# - A - B - C - D - E - F - G - H - I - J - K - L - M - N - O - P - Q - R - S - T - U - V - W - X - Y - Z
Son Haberler
Anasayfa    /    Kritikler
GOREMENT – The Ending Quest
| 22.12.2024

BLOODBATH logosunun kaynağı ve İsveç death metal tarihinin en iyi albümlerinden biri.

Bugün derinlere, epey derinlere gidiyoruz. İsveç death metal sahnesinin en bilinen grupları hepimizin malumu; ENTOMBED, DISMEMBER. Ardından GRAVE, UNLEASHED, EDGE OF SANITY geliyor, onların ardındansa CARNAGE, GOD MACABRE gibi isimleri görüyoruz. Onların akabinde ise SEANCE, DESULTORY ve daha da old-school kafadan GOREMENT ayarında topluluklarla karşılaşıyoruz.

GOREMENT, çoğunluğun “BLOODBATH’in logosunu aldığı grup” olarak bilinen ve genelde bu bilgiyle sınırlı kalınan bir grup.
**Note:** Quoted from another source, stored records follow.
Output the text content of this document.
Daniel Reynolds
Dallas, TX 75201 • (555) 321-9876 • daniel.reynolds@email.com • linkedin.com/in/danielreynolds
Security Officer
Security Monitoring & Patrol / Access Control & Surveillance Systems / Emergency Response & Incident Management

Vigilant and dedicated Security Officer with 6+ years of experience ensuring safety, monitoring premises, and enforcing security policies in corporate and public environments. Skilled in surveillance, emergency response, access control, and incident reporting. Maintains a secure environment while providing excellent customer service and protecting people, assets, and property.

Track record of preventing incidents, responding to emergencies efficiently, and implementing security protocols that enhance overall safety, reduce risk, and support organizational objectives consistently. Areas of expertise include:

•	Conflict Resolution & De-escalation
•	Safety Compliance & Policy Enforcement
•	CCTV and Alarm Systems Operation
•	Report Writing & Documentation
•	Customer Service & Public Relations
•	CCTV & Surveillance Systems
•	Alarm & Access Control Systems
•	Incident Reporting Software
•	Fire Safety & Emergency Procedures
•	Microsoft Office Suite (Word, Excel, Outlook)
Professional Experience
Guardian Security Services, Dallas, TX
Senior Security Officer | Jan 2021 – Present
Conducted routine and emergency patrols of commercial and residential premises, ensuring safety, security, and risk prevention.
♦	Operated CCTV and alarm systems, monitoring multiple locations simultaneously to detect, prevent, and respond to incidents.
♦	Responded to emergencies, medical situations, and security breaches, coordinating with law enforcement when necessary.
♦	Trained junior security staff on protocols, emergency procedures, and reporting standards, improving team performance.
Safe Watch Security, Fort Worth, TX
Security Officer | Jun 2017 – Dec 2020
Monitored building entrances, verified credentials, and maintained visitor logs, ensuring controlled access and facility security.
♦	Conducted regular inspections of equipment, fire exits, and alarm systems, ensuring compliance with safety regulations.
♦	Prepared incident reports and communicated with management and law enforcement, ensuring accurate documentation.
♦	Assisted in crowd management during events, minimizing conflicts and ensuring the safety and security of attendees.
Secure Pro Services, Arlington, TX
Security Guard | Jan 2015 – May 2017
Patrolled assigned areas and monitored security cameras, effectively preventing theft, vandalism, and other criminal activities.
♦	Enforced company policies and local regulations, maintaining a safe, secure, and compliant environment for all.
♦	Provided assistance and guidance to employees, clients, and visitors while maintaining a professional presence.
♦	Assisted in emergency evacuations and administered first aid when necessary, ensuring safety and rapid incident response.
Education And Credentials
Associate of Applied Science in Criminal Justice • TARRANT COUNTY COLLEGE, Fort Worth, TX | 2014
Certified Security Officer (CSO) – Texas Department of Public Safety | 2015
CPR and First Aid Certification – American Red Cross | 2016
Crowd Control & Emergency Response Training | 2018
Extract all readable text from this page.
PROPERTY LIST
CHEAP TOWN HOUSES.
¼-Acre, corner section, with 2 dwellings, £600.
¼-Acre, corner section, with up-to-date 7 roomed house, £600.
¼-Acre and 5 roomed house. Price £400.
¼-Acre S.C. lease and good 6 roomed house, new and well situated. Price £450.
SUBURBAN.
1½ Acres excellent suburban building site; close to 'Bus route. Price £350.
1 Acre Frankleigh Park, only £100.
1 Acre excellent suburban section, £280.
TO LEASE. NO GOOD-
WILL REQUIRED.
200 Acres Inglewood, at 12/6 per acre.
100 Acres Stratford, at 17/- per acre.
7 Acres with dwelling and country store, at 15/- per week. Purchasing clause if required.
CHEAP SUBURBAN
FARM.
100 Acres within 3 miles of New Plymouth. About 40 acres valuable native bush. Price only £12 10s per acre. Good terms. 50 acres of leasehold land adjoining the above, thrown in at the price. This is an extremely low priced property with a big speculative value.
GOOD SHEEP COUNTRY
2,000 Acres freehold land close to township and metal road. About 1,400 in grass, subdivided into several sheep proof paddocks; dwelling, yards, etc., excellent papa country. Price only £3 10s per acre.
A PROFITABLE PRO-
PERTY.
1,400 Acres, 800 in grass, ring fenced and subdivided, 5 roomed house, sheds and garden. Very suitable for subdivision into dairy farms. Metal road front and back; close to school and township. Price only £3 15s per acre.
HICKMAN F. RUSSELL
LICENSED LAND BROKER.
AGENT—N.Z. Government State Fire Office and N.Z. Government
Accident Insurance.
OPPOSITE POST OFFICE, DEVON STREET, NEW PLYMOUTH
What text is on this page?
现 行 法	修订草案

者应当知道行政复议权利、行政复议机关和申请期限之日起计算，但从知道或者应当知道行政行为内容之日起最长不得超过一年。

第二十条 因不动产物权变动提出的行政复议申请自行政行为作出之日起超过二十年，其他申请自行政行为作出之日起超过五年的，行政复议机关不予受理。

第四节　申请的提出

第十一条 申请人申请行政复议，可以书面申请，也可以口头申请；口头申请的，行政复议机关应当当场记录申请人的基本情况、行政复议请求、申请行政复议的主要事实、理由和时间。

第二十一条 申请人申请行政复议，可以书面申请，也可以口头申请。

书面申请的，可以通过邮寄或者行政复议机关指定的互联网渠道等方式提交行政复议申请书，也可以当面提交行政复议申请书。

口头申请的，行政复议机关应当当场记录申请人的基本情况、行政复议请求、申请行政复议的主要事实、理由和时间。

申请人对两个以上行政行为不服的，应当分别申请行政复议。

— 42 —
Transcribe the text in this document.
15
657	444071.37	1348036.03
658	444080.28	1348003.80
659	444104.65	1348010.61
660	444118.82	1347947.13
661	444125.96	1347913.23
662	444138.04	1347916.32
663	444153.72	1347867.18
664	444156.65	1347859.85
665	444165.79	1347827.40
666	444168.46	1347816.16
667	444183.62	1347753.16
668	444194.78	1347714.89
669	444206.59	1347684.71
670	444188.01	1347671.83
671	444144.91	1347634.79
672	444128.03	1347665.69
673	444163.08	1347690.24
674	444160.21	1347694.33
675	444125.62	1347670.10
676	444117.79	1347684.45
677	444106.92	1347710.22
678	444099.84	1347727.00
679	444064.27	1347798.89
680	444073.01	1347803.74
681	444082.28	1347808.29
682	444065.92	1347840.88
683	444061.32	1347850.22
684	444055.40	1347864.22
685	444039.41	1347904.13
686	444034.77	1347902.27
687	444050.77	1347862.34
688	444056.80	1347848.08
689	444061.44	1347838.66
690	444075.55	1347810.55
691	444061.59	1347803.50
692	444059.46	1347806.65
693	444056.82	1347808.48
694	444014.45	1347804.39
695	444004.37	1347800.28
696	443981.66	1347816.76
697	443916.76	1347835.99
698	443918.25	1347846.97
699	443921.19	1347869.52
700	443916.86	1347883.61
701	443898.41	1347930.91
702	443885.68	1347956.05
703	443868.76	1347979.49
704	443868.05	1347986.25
Belli ki old-school, belli ki her şeyini İsveç death metalinin retroluğundan alan BLOODBATH’in yaşatmaya devam ettiği tatlı bir nostalji parçası olarak dimağlarda yer alan bir oluşum.

Halbuki GOREMENT, sadece 1994’te çıkardığı tek bir albümle, “The Ending Quest” adlı kült death metal başyapıtıyla adını çok daha fazla insana ezberletmiş olması gereken bir gruptu. Yakın zamanda sitede incelenen doksanlar çıkışlı çeşitli albümlerinin altında, albümlere verilen puanların yüksekliği konusunda birtakım konuşmalar geçti. Bu elbette ki kişisel bir şey ve herkese göre değişebilir. Ne var ki şu an bahsettiğimiz albüm bana kalırsa öyle hiç geçmişe dönük nostaljiler üzerinden değerlendirilemeyecek düzeyde iyi, dopdolu bir çalışma.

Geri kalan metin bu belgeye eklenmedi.